Na íntegra

Reflexão do Papa no momento de oração pelos Migrantes e Refugiados

REFLEXÃO DO PAPA FRANCISCO
Sínodo 2023 – Momento de oração pelos migrantes e refugiados
Praça São Pedro
Quinta-feira, 19 de outubro de 2023

Santa Sé

Nunca conseguiremos agradecer suficientemente a São Lucas por nos ter transmitido esta parábola do Senhor (cf. Lc 10, 25-37). A mesma está também no centro da Encíclica Fratelli tutti, porque é uma chave, eu diria a chave, para passar dum mundo fechado a um mundo aberto, dum mundo em guerra a um mundo em paz. Escutamo-la, nesta tarde, pensando aos migrantes, aqui representados nesta grande escultura, com homens e mulheres das mais variadas idades e proveniência.

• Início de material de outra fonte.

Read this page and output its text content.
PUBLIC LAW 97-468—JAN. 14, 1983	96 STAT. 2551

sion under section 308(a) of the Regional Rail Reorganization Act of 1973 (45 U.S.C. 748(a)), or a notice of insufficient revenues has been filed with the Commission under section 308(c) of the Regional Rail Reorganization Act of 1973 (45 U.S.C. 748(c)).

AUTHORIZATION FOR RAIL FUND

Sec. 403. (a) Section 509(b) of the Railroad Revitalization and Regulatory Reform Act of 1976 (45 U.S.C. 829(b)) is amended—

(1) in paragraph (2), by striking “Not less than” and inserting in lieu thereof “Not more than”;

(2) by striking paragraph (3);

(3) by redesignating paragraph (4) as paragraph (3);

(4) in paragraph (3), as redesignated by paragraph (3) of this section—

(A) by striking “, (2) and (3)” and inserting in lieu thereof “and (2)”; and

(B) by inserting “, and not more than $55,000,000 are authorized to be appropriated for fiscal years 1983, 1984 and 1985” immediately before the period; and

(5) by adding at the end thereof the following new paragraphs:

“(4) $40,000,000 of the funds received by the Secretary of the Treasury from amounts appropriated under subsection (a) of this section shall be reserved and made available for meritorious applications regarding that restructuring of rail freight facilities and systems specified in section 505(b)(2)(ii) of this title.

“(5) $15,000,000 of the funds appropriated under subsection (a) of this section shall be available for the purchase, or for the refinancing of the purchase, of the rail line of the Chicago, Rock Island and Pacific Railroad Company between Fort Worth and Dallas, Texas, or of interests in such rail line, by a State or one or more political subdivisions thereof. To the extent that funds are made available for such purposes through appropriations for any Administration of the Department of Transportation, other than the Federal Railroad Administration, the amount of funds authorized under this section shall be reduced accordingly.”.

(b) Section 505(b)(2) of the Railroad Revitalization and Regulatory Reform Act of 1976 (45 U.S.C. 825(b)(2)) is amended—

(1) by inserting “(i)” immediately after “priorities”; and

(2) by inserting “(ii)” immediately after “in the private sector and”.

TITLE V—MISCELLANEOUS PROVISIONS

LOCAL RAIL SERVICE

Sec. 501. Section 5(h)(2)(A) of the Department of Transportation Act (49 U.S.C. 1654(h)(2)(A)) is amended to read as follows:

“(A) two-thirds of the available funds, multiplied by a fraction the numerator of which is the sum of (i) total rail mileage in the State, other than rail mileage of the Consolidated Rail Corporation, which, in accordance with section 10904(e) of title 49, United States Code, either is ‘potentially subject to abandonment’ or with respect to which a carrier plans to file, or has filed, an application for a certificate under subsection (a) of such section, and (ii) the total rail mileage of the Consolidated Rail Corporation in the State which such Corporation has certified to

A estrada, que levava de Jerusalém a Jericó, não era segura, tal como hoje não o são as numerosas rotas migratórias que atravessam desertos, florestas, rios e mares. Quantos irmãos e irmãs estão, hoje, na mesma condição daquele viandante da parábola! Quantos são roubados, espoliados e espancados no caminho! Partem enganados por traficantes sem escrúpulos; depois são vendidos como mercadoria de intercâmbio. Acabam sequestrados, prisioneiros, explorados e reduzidos à escravidão. São humilhados, torturados e estuprados. Muitos morrem, sem nunca chegar à meta. As rotas migratórias do nosso tempo estão cheias de homens e mulheres feridos e abandonados semimortos, cheias de irmãos e irmãs cujo sofrimento brada aos olhos de Deus. Com frequência, trata-se de pessoas que fogem da guerra e do terrorismo, como infelizmente temos visto nestes dias.

Também hoje, como então, há quem veja e passe além, criando-se com certeza uma boa justificação, mas na realidade fá-lo por egoísmo, indiferença, medo. Diverso é o procedimento daquele samaritano… Diz o Evangelho que, ao ver aquele homem ferido, teve compaixão dele (cf. 10, 33). A compaixão é o distintivo de Deus no nosso coração; é a chave. Aqui está o ponto de viragem. Na verdade, a partir daquele momento, a vida daquele ferido começa a melhorar, graças àquele estrangeiro que se comportou como irmão. E assim o fruto não é apenas uma boa ação de assistência; o fruto é a fraternidade.

Como o bom samaritano, somos chamados a fazer-nos próximo de todos os viandantes de hoje, para salvar a sua vida, cuidar das suas feridas, aliviar o seu sofrimento. Para muitos, infelizmente, é já demasiado tarde e só nos resta chorar sobre o seu túmulo, se é que tiveram um; mas o Senhor, que conhece o rosto de cada um, não o esquece.

O bom samaritano não se limita a socorrer, no caminho, o desventurado viandante; coloca-o no seu burro, leva-o para uma pousada e cuida dele. Aqui podemos encontrar o sentido dos quatro verbos que resumem a nossa ação com os migrantes: acolher, proteger, promover e integrar. Trata-se duma responsabilidade a longo prazo; de facto, o bom samaritano compromete-se à saída para quando regressar. Por isso, é importante preparar-nos adequadamente para os desafios das migrações de hoje, cientes naturalmente das questões críticas que levantam, mas também das oportunidades que oferecem para o crescimento de sociedades mais inclusivas, mais graciosas, mais pacíficas.

Permitam-me assinalar aqui a urgência doutra ação, que não está contemplada na parábola. Temos todos de nos comprometer em tornar mais segura a estrada, para que os viandantes de hoje não caiam vítima dos salteadores. É necessário dobrar de esforços para combater as redes criminosas, que especulam sobre os sonhos dos migrantes; mas ocorre igualmente indicar-lhes estradas mais seguras. Há necessidade, pois, de maior empenho para se ampliar os canais migratórios regulares. No cenário mundial atual, é evidente a necessidade de fazer dialogar as políticas demográficas e econômicas com as políticas migratórias, em benefício de todas as pessoas implicadas, sem nunca nos esquecermos de colocar no centro os mais vulneráveis. E é preciso também promover uma abordagem comum e corresponsável da governação dos fluxos migratórios, que parecem destinados a aumentar nos próximos anos.

Peçamos ao Senhor a graça de nos fazer próximos de todos os migrantes e refugiados que batem à nossa porta, porque hoje «quem não é salteador e quem não passa ao largo, ou está ferido ou carrega aos ombros algum ferido» (FRANCISCO, Fratelli tutti, 70).

E, agora, vamos fazer um breve momento de silêncio, recordando todos aqueles que perderam a vida ao longo das várias rotas migratórias.